Additionally, while meaningful research hasn’t necessarily been conducted into the causes, breastfeeding rates in plus size women are lower than other demographics. As this article points out, one of the reasons could be the high rate of c-sections, a procedure shown to impact breastfeeding initiation rates, in plus size women.
Knowing my options are already limited as far as delivery is concerned, I’d like to explore ways to give Wee One and me the best shot at developing our breastfeeding skills.
At some point in the near future, I’m going to discuss options with Dr. GL. I’m well aware the hospital may have policies in place that prevent the immediate skin-to-skin contact. If it doesn’t, I’d like to gauge Dr. GL’s comfort and willingness to allow it.
Although this wasn’t on the list of things to cover, I got to snuggle my co-worker’s four-week-old son this morning. He’s SO adorable … and my clothes “smelled” like him for an hour or so after they left which was the best thing ever!

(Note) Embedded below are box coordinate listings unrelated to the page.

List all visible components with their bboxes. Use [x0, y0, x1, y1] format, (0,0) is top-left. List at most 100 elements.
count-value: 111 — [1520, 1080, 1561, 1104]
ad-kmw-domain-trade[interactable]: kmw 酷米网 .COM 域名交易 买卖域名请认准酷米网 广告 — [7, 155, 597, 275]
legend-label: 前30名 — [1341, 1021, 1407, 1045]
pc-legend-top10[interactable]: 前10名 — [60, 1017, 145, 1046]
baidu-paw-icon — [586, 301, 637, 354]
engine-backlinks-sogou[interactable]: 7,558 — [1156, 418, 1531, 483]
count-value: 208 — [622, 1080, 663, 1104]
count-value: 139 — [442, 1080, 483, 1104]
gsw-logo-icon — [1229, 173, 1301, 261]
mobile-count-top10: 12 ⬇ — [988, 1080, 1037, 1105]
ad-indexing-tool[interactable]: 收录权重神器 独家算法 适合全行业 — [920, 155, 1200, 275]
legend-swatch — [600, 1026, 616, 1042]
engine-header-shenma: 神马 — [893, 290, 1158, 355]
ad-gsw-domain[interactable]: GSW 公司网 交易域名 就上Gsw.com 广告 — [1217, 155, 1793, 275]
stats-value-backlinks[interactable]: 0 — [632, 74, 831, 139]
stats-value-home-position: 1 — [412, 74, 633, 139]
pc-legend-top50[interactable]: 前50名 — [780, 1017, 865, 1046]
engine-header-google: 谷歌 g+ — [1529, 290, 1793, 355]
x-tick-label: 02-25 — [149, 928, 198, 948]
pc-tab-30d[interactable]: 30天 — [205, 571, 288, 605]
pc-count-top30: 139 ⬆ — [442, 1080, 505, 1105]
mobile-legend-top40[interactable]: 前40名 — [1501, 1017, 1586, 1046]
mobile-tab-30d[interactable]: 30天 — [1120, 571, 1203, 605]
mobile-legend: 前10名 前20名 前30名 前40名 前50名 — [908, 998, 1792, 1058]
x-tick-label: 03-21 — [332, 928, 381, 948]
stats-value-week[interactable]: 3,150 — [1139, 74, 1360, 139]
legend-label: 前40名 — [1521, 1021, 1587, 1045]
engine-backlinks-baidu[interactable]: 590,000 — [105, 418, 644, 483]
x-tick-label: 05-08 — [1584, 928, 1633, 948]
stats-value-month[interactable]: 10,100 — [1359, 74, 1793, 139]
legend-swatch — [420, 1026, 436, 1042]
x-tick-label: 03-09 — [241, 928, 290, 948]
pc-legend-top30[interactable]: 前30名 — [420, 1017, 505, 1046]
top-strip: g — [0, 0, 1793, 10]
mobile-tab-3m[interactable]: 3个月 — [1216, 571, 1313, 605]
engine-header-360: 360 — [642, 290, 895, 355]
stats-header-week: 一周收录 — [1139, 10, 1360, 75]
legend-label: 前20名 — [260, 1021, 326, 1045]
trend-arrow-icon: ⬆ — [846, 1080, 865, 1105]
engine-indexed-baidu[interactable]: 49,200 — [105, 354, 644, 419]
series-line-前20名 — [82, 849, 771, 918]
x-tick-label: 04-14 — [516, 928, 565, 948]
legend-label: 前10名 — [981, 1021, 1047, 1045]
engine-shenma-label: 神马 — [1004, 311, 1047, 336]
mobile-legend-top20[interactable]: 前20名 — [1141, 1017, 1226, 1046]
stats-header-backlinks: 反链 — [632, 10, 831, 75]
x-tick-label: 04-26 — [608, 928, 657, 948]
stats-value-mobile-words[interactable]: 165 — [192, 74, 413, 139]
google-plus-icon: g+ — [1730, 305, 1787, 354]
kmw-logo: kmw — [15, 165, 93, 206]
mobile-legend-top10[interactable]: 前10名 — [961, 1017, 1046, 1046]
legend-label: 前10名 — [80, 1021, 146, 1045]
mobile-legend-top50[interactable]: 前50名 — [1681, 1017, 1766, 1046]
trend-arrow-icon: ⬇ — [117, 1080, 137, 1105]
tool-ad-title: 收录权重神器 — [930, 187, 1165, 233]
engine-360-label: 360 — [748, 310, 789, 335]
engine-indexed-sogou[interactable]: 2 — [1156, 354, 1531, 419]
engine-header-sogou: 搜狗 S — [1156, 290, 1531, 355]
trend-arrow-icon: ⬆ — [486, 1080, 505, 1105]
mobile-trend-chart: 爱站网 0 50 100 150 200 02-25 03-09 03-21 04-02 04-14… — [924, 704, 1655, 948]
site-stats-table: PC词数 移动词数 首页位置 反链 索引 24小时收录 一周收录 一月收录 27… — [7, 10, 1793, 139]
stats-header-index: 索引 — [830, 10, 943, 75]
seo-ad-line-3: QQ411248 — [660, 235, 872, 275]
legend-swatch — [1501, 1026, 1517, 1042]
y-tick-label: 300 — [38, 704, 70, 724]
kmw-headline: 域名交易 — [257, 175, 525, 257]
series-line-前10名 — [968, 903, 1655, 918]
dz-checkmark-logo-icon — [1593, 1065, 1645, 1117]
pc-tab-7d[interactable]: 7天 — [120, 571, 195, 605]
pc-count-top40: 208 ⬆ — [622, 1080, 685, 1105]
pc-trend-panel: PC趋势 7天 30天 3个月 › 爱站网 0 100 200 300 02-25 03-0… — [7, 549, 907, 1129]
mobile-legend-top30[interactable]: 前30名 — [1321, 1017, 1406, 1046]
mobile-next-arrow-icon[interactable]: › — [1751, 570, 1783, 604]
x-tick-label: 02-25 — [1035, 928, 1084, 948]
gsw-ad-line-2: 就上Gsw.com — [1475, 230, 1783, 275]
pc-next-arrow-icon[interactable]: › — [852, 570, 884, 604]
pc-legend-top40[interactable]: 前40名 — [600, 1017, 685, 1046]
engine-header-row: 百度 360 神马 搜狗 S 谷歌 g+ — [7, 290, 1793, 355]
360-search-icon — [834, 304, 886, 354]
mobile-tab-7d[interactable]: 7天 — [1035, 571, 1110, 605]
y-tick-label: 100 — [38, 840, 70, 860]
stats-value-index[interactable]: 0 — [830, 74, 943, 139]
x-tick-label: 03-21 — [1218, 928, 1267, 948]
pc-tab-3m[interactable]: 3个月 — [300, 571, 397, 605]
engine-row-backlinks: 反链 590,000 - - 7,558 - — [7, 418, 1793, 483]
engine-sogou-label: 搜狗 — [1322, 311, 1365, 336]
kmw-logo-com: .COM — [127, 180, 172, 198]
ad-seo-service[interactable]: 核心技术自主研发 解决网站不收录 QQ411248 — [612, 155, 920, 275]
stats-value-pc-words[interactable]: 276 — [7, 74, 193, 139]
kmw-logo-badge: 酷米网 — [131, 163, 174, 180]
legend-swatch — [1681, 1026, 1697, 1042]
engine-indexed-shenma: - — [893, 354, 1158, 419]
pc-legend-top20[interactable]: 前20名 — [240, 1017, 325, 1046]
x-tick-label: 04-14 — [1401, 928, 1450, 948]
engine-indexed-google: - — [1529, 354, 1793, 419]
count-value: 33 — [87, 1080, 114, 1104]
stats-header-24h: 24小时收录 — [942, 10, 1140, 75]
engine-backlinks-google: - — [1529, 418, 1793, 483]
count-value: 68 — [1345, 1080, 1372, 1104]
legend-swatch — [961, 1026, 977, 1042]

I’m not sure if I mentioned this before (aka I’m too lazy to search the archives), but our department includes three women of child bearing years. Two have already given birth to baby BOYS this year (Jan. and May) and Wee One will make three in October. How crazy is that? Since we’re friends outside of work I know there are some play dates in our future. 😛
Over the last several months the three of us would swap all kinds of pregnancy stories (and gripes). One favorite was to laugh (and shudder) at those who would share their horrible, rotten labor and delivery stories. Why? Why are things like that what people tend to share first? Unless you are particularly adept at the “nod and smile,” some stories will really, really freak you out (especially first time moms).
However, as N shared her birth story with me today – one that was anything but picture perfect but ultimately resulted in the delivery of a healthy baby – all I could think was, “I’m so glad she’s sharing this with me.”
There were no theatrics or exaggerations, just a frank recap of her experience. She didn’t sugarcoat the pain she experienced when the nurses helped her uterus begin to contract. It was real and honest without being over-the-top. I appreciate that. 😉 It also served as a reminder of what is to come. Ha!